Source: Refinitiv Datastream, 4 Feb 2023
The labour market is tight, but outlook is softening
The labour market remains very tight, with the unemployment rate at 3.4%. However, forward looking indicators are showing that labour demand continues to cool – the most recent NAB Business Survey has come back quite sharply from the highs observed through the middle of 2022.
Source: Refinitiv Datastream, 24 January 2023
On the supply side, net migration has rebounded in a very strong way and is likely to remain this way through 2023. These two factors are likely to alleviate some of the tightness in the labour market and reduce the pressure on wage growth. In fact, the RBA themselves are forecasting that the unemployment rate will rise from 3.4% to 3.75% by the end of this year. Indeed, we have already seen a decline in the percentage of people reporting a pay increase through the December quarter.
Source: Refinitiv Datastream, 19 January 2023
Source: Refinitiv Datastream, 15 December 2022
Household spending continues to soften
One of the key uncertainties for the RBA this year is the response from households to higher interest rates and higher spending. There is a very large portion of fixed rate mortgages that are due to expire this year, and for these households it is going to lead to a significant increase in mortgage repayments – thus leading to a reduction in disposable income. We can see the hit to household finances from the interest rates and inflation to date through the Westpac Consumer Confidence which surveys current family finances. A reading below 100 indicates net pessimism – the most recent reading was at 70.
Source: Refinitiv Datastream, 17 January 2023
The December retail sales print was also very negative. However, we would like to see another month of data to get a clearer reading as we suspect there are some issues with adjusting the data seasonally. This is being driven by more money being spent in November during Black Friday sales, and this is causing a complication with the data.
Inflation is still too hot, but is going to come down
The December quarter inflation print was higher than expected and was the catalyst for the RBA’s more aggressive tone. There are certain parts of the inflation basket that will remain elevated for longer, particularly rent prices, given the increase in immigration and limited supply (especially in major cities). However, the durable goods piece and other services are likely to come down over the year and this will mean that overall inflation will move in the right direction for the RBA albeit still above the target. More importantly, medium-term inflation expectations remain well-anchored to the RBA’s inflation target, which minimises the potential for a sustained inflation outbreak.

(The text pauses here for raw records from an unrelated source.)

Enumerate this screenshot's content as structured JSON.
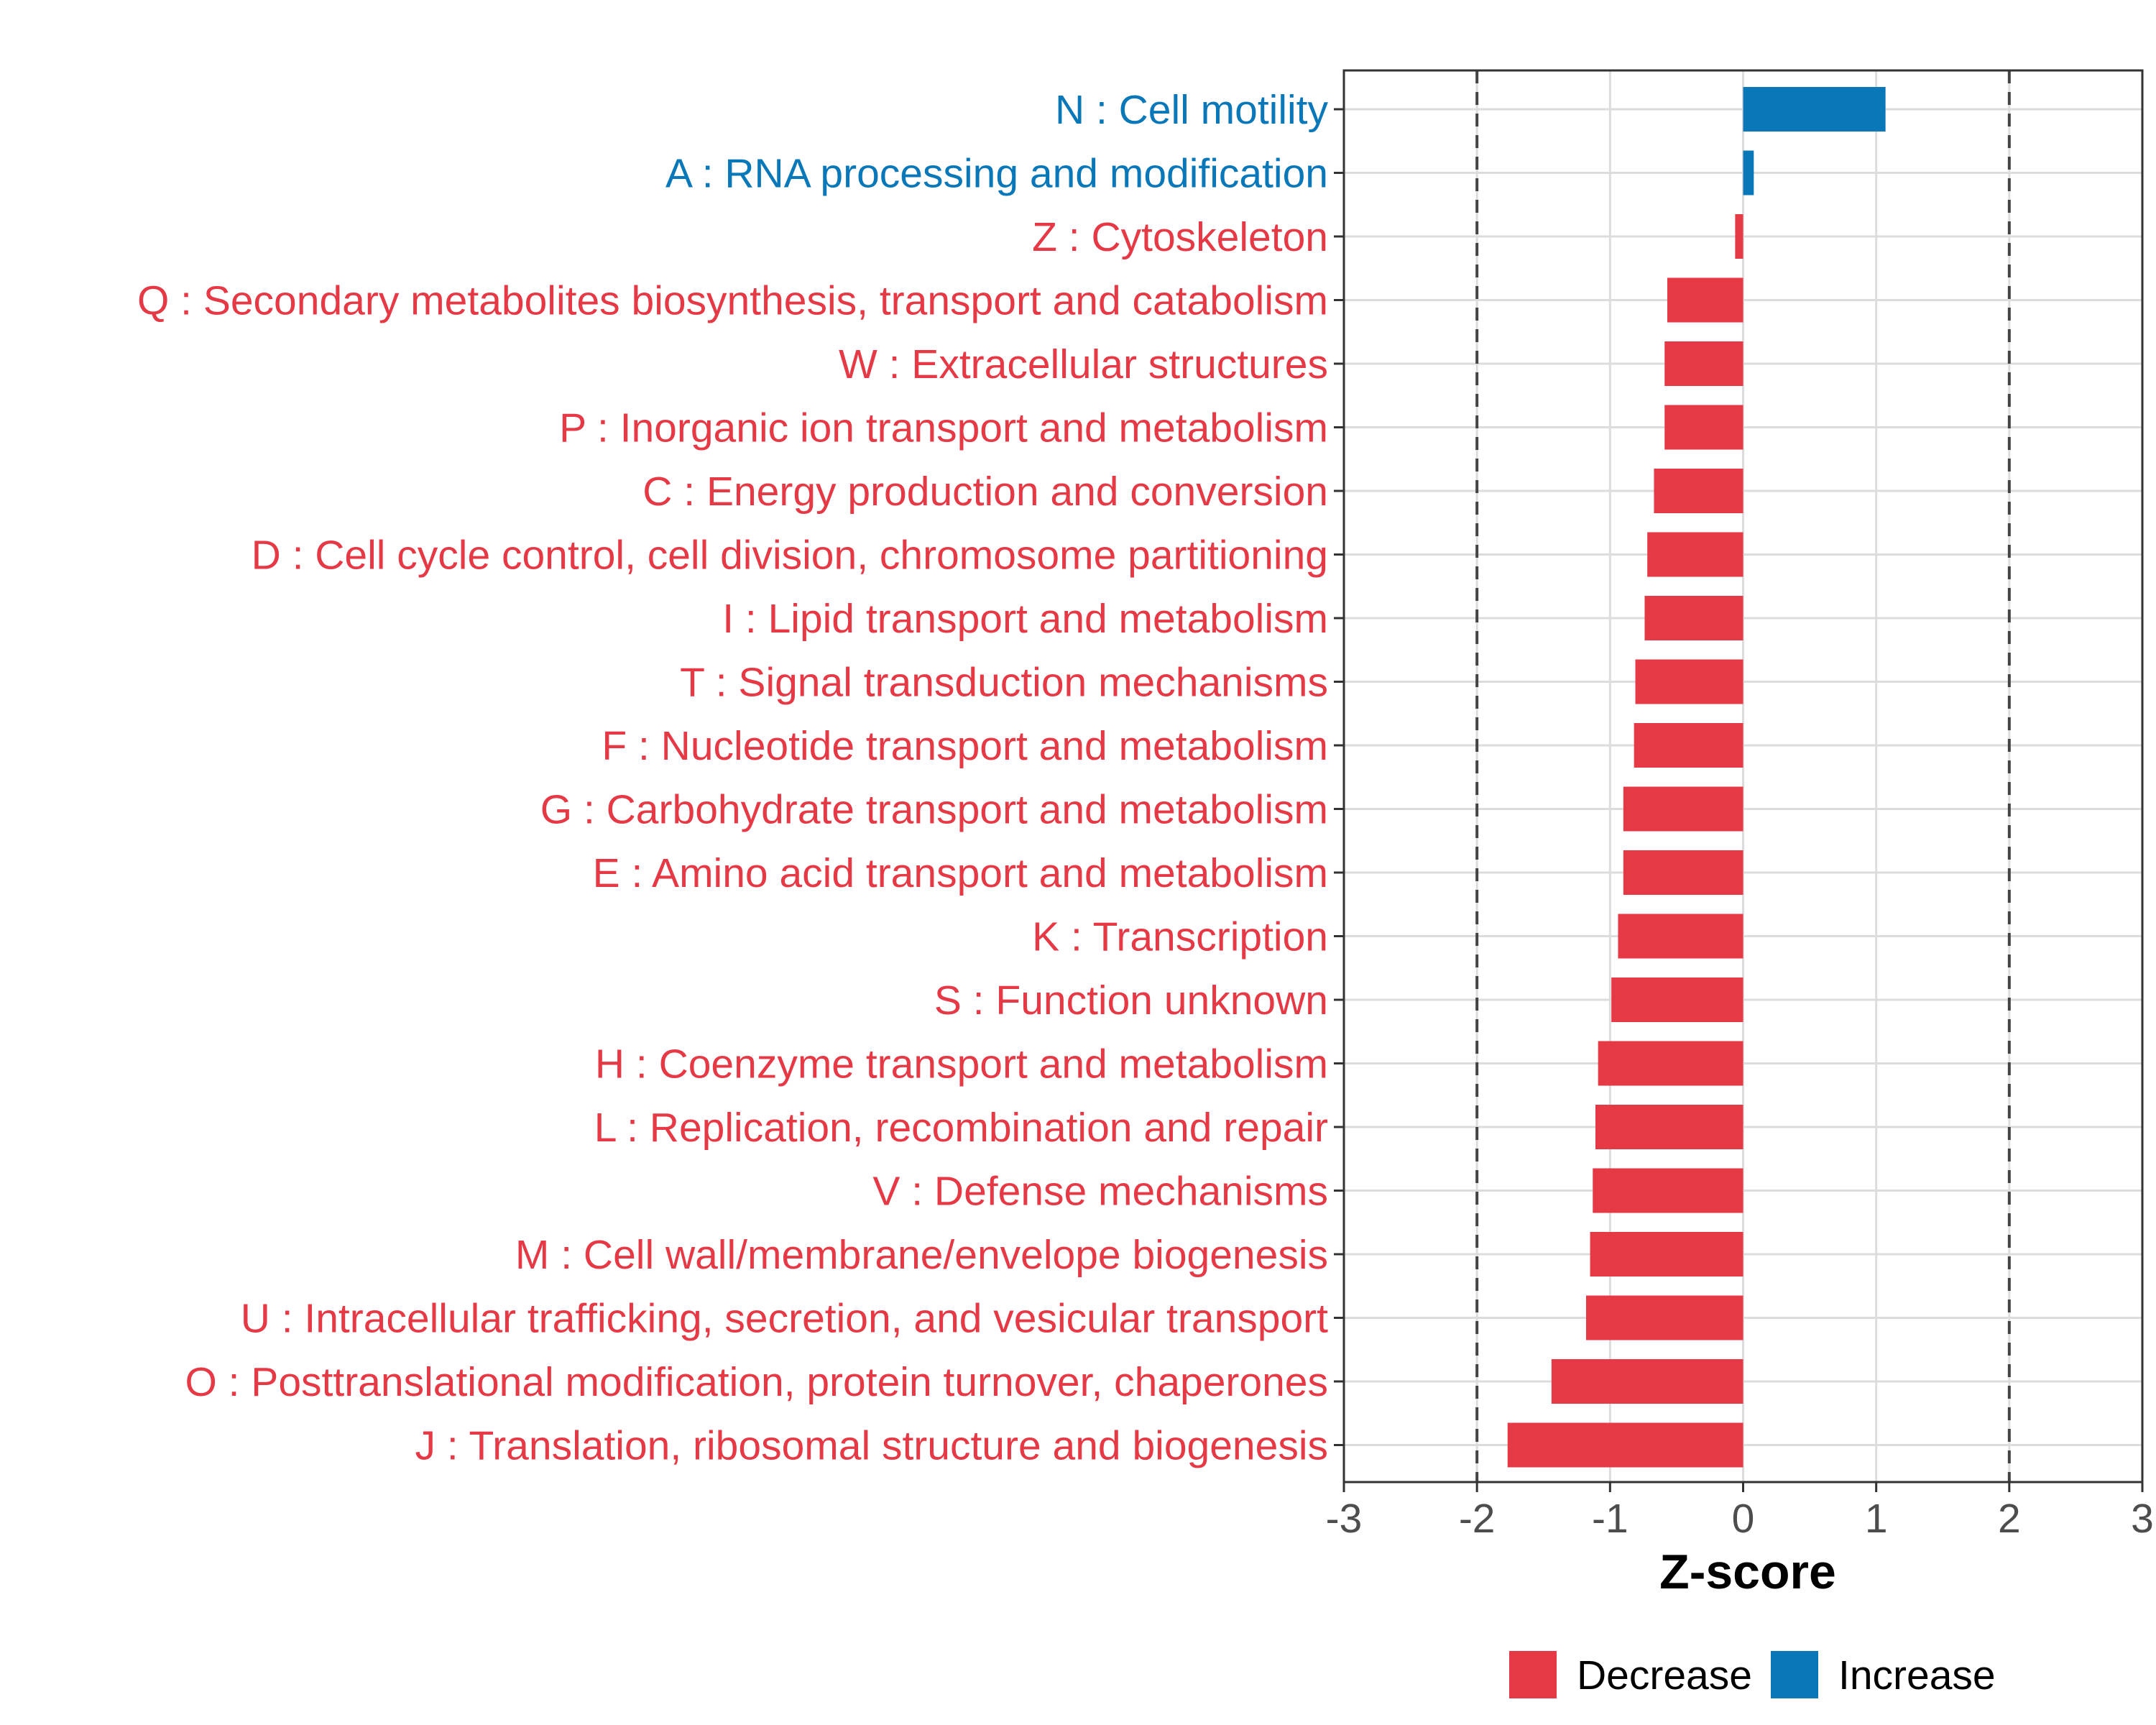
{
  "chart_data": {
    "type": "bar",
    "orientation": "horizontal",
    "title": "",
    "xlabel": "Z-score",
    "ylabel": "",
    "xlim": [
      -3,
      3
    ],
    "xticks": [
      -3,
      -2,
      -1,
      0,
      1,
      2,
      3
    ],
    "xtick_labels": [
      "-3",
      "-2",
      "-1",
      "0",
      "1",
      "2",
      "3"
    ],
    "threshold_lines": [
      -2,
      2
    ],
    "grid": true,
    "legend_position": "bottom",
    "legend": [
      {
        "name": "Decrease",
        "color": "#e63946"
      },
      {
        "name": "Increase",
        "color": "#0a78b8"
      }
    ],
    "categories": [
      "N : Cell motility",
      "A : RNA processing and modification",
      "Z : Cytoskeleton",
      "Q : Secondary metabolites biosynthesis, transport and catabolism",
      "W : Extracellular structures",
      "P : Inorganic ion transport and metabolism",
      "C : Energy production and conversion",
      "D : Cell cycle control, cell division, chromosome partitioning",
      "I : Lipid transport and metabolism",
      "T : Signal transduction mechanisms",
      "F : Nucleotide transport and metabolism",
      "G : Carbohydrate transport and metabolism",
      "E : Amino acid transport and metabolism",
      "K : Transcription",
      "S : Function unknown",
      "H : Coenzyme transport and metabolism",
      "L : Replication, recombination and repair",
      "V : Defense mechanisms",
      "M : Cell wall/membrane/envelope biogenesis",
      "U : Intracellular trafficking, secretion, and vesicular transport",
      "O : Posttranslational modification, protein turnover, chaperones",
      "J : Translation, ribosomal structure and biogenesis"
    ],
    "values": [
      1.07,
      0.08,
      -0.06,
      -0.57,
      -0.59,
      -0.59,
      -0.67,
      -0.72,
      -0.74,
      -0.81,
      -0.82,
      -0.9,
      -0.9,
      -0.94,
      -0.99,
      -1.09,
      -1.11,
      -1.13,
      -1.15,
      -1.18,
      -1.44,
      -1.77
    ],
    "groups": [
      "Increase",
      "Increase",
      "Decrease",
      "Decrease",
      "Decrease",
      "Decrease",
      "Decrease",
      "Decrease",
      "Decrease",
      "Decrease",
      "Decrease",
      "Decrease",
      "Decrease",
      "Decrease",
      "Decrease",
      "Decrease",
      "Decrease",
      "Decrease",
      "Decrease",
      "Decrease",
      "Decrease",
      "Decrease"
    ]
  }
}
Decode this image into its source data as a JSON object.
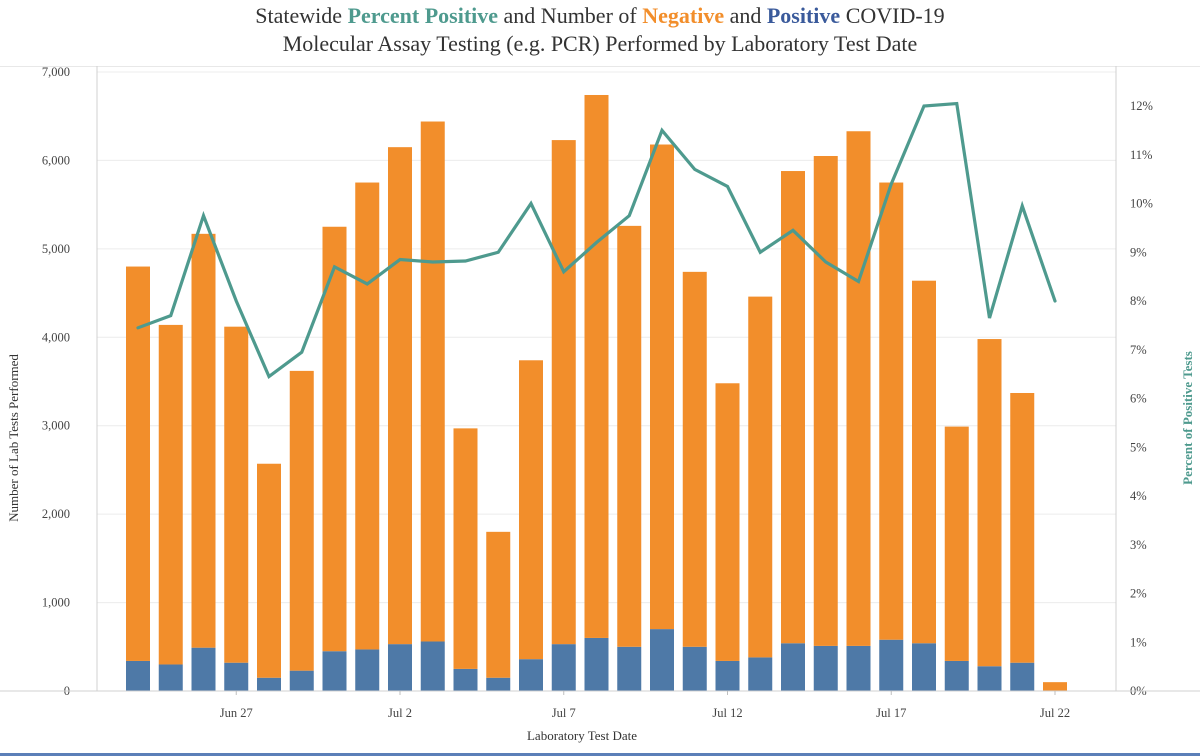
{
  "title": {
    "p1": "Statewide ",
    "h1": "Percent Positive",
    "p2": " and Number of ",
    "h2": "Negative",
    "p3": " and ",
    "h3": "Positive",
    "p4": " COVID-19",
    "line2": "Molecular Assay Testing (e.g. PCR) Performed by Laboratory Test Date"
  },
  "colors": {
    "negative": "#f28e2b",
    "positive": "#4e79a7",
    "percent_line": "#4e9a8e"
  },
  "chart_data": {
    "type": "bar",
    "stacked": true,
    "xlabel": "Laboratory Test Date",
    "ylabel": "Number of Lab Tests Performed",
    "y2label": "Percent of Positive Tests",
    "ylim": [
      0,
      7000
    ],
    "y2lim": [
      0,
      12
    ],
    "yticks": [
      "0",
      "1,000",
      "2,000",
      "3,000",
      "4,000",
      "5,000",
      "6,000",
      "7,000"
    ],
    "y2ticks": [
      "0%",
      "1%",
      "2%",
      "3%",
      "4%",
      "5%",
      "6%",
      "7%",
      "8%",
      "9%",
      "10%",
      "11%",
      "12%"
    ],
    "xtick_labels": [
      {
        "label": "Jun 27",
        "index": 3
      },
      {
        "label": "Jul 2",
        "index": 8
      },
      {
        "label": "Jul 7",
        "index": 13
      },
      {
        "label": "Jul 12",
        "index": 18
      },
      {
        "label": "Jul 17",
        "index": 23
      },
      {
        "label": "Jul 22",
        "index": 28
      }
    ],
    "grid": "horizontal",
    "categories": [
      "Jun 24",
      "Jun 25",
      "Jun 26",
      "Jun 27",
      "Jun 28",
      "Jun 29",
      "Jun 30",
      "Jul 1",
      "Jul 2",
      "Jul 3",
      "Jul 4",
      "Jul 5",
      "Jul 6",
      "Jul 7",
      "Jul 8",
      "Jul 9",
      "Jul 10",
      "Jul 11",
      "Jul 12",
      "Jul 13",
      "Jul 14",
      "Jul 15",
      "Jul 16",
      "Jul 17",
      "Jul 18",
      "Jul 19",
      "Jul 20",
      "Jul 21",
      "Jul 22"
    ],
    "series": [
      {
        "name": "Positive",
        "values": [
          340,
          300,
          490,
          320,
          150,
          230,
          450,
          470,
          530,
          560,
          250,
          150,
          360,
          530,
          600,
          500,
          700,
          500,
          340,
          380,
          540,
          510,
          510,
          580,
          540,
          340,
          280,
          320,
          0
        ]
      },
      {
        "name": "Negative",
        "values": [
          4460,
          3840,
          4680,
          3800,
          2420,
          3390,
          4800,
          5280,
          5620,
          5880,
          2720,
          1650,
          3380,
          5700,
          6140,
          4760,
          5480,
          4240,
          3140,
          4080,
          5340,
          5540,
          5820,
          5170,
          4100,
          2650,
          3700,
          3050,
          100
        ]
      }
    ],
    "percent_positive": [
      7.45,
      7.7,
      9.75,
      8.0,
      6.45,
      6.95,
      8.7,
      8.35,
      8.85,
      8.8,
      8.82,
      9.0,
      10.0,
      8.6,
      9.2,
      9.75,
      11.5,
      10.7,
      10.35,
      9.0,
      9.45,
      8.8,
      8.4,
      10.4,
      12.0,
      12.05,
      7.65,
      9.95,
      8.0
    ]
  }
}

Source: Refinitiv Datastream, 25 January 2023
The RBA will keep raising rates, but are likely to be more data dependent than market expects
Given the strong rhetoric from the RBA, we believe that there is likely to be at least one more rate hike which will probably arrive in March. The market is pricing that the RBA cash rate will get to 4.1% (another three 25bp hikes from here) – whilst the risks of that outcome have clearly risen given the outcome of the February meeting, , we believe the RBA will remain data dependent and that any softness in incoming data (especially on the labour market and household spending) will see a shift in tone.
The economy should weather the rate rises
We believe that the risk of a recession in Australia is lower than the major developed markets, even with this higher rate path from the RBA. Australian fixed income continues to offer attractive value in our opinion, and we believe Australian government bonds will provide diversification benefits in the face of a worse economic outcome or further equity market volatility.